Justice David Souter, assumed at the time of his appointment by President George H.W. Bush to be a restrained jurist and conservative Republican, is now identified as one of the liberal four. Justice Kennedy was intended by Ronald Reagan to be a regular in the conservative bloc, not the ideology-busting tie-breaker he has become. The most liberal justice on today’s bench by most accounts? Republican John Paul Stevens, appointed by Gerald Ford in 1975.
A few years earlier, when Harry Blackmun was appointed by Richard Nixon, it was assumed he would vote in lock-step with his friend and fellow Minnesotan, Chief Justice Warren Burger. While his early Court behavior suggested that there was truth to this “Minnesota Twins” assumption, the legacy of Blackmun is found in his opinions in abortion cases, beginning with Roe v. Wade, and his late-blooming, but increasingly voiced, opposition to capital punishment. A final 20th century example: Asked if he had made any mistakes as president, Dwight D. Eisenhower reportedly answered, “Two, and they’re both sitting on the Supreme Court,” referring to Chief Justice Earl Warren and Justice Potter Stewart who had both proved to be more liberal jurists than Ike had anticipated.

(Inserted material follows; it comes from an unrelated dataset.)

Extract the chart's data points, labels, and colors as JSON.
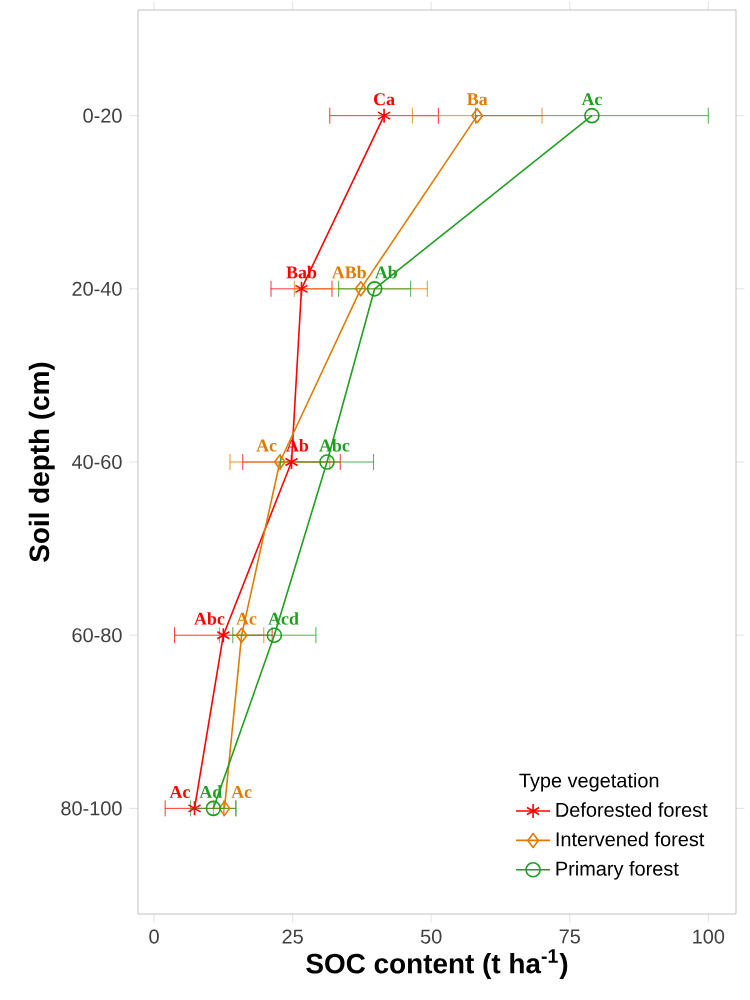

Presidential appointments are important, but not infallible, mechanisms for shaping the direction of the Supreme Court. Presidents cannot read their nominees’ minds or souls. And it is not just new justices who influence the Court, the Court in return influences them. The Supreme Court is not like any other court in the nation, as justices themselves have frequently observed. Institutional tradition, collegiality, the pace of work, and the nature of the cases all play a role in molding the justices. The qualities of this institution bring us back to my second point: that a focus only on conflict-laden, 5-4 cases, misrepresents what happens at the Court.
This past year, more cases were decided unanimously than were decided by 5-4 votes—or by any other combination of justices. This was also so the preceding year, as it was the year before that. In the past three terms, 40% of the cases were decided unanimously, versus 22% decided by margins of one vote. Cases decided with only one or two dissenters constitute another 25% of the total.

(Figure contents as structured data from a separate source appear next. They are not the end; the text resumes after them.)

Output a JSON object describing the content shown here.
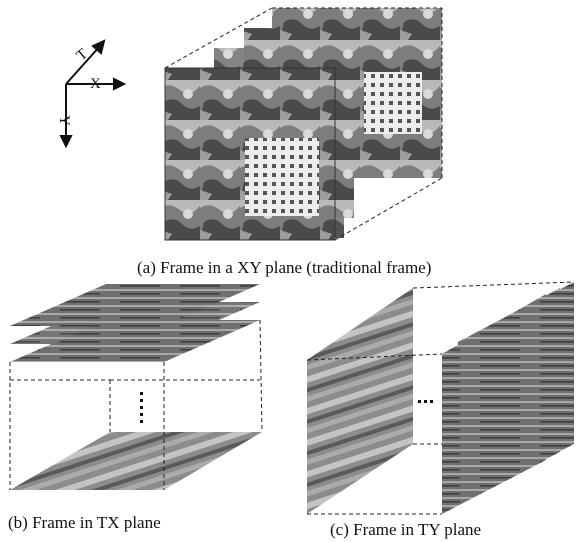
{
  "axes": {
    "x_label": "X",
    "y_label": "Y",
    "t_label": "T"
  },
  "captions": {
    "a": "(a) Frame in a XY plane (traditional frame)",
    "b": "(b) Frame in TX plane",
    "c": "(c) Frame in TY plane"
  },
  "colors": {
    "stroke": "#111111",
    "dark": "#3a3a3a",
    "mid": "#8a8a8a",
    "light": "#cfcfcf",
    "paper": "#f2f2ee"
  }
}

Can we dismiss the unanimous, or nearly unanimous, cases as unimportant, no-brainers? They were certainly important to the litigants who pursued the cases through a full set of state courts or two levels of lower federal courts prior to the Supreme Court. They were also important enough to the justices to be selected for decision in the first place.
Annually, the Court is asked to review some 10,000 cases from lower courts. Of these, the Court selects, hears arguments on, and decides only a small fraction – about 75 per term for the past three years. At least four justices must agree that a case requires consideration by the high court, indicating that there are significant legal matters to sort out. So it is that even within this court of “Supreme Conflict” – as a recent book labels it – troublesome legal issues are often decided with no or little disagreement. The justices find common ground more often than we might think.

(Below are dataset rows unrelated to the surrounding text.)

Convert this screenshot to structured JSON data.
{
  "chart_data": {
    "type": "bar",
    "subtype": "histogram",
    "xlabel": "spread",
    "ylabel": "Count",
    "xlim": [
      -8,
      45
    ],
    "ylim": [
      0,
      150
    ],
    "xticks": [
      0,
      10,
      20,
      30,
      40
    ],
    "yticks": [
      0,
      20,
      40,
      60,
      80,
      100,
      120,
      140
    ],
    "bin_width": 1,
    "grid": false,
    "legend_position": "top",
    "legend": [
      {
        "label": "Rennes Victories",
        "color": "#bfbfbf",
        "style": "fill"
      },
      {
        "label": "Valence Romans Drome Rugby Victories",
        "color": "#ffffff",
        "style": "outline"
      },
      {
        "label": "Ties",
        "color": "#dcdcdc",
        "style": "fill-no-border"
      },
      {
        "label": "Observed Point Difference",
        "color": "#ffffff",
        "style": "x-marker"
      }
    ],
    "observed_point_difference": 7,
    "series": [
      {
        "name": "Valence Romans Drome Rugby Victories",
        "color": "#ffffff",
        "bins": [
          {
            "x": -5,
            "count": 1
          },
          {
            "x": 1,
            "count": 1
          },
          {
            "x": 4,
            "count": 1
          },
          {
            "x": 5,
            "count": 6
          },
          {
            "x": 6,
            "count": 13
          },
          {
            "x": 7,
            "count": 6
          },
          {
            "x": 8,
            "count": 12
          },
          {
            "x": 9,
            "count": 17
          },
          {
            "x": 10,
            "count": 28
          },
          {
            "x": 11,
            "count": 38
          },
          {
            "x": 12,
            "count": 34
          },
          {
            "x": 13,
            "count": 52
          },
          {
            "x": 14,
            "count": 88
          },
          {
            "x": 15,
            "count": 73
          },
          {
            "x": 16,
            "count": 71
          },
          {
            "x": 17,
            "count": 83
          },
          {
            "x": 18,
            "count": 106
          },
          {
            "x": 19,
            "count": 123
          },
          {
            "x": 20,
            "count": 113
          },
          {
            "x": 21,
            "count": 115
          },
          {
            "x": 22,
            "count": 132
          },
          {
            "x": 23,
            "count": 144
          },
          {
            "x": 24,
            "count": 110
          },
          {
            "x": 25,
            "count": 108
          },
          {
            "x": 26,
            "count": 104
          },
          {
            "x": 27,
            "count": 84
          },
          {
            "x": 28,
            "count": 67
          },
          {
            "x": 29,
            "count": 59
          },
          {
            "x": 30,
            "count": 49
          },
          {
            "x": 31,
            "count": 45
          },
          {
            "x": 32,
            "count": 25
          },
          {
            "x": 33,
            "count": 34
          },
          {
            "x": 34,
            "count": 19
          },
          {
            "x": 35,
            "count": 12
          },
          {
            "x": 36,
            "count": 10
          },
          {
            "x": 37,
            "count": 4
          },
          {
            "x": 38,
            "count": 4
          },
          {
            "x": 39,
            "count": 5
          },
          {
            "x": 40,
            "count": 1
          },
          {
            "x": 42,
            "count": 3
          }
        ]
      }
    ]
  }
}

If there is consensus on so many of its cases, does this mean that individual justices appointed to the Court do not matter? No. Votes still matter, and in a close case, five justices will trump four justices. But the behavior of any particular justice, especially after sitting on the Court for a number of years, is hard to predict. Intelligence and thoughtfulness might seem to be the primary characteristics sought in a nominee to the Supreme Court. This is something presidents must remember in making appointments to the Court and voters should recall when selecting a president to make those appointments.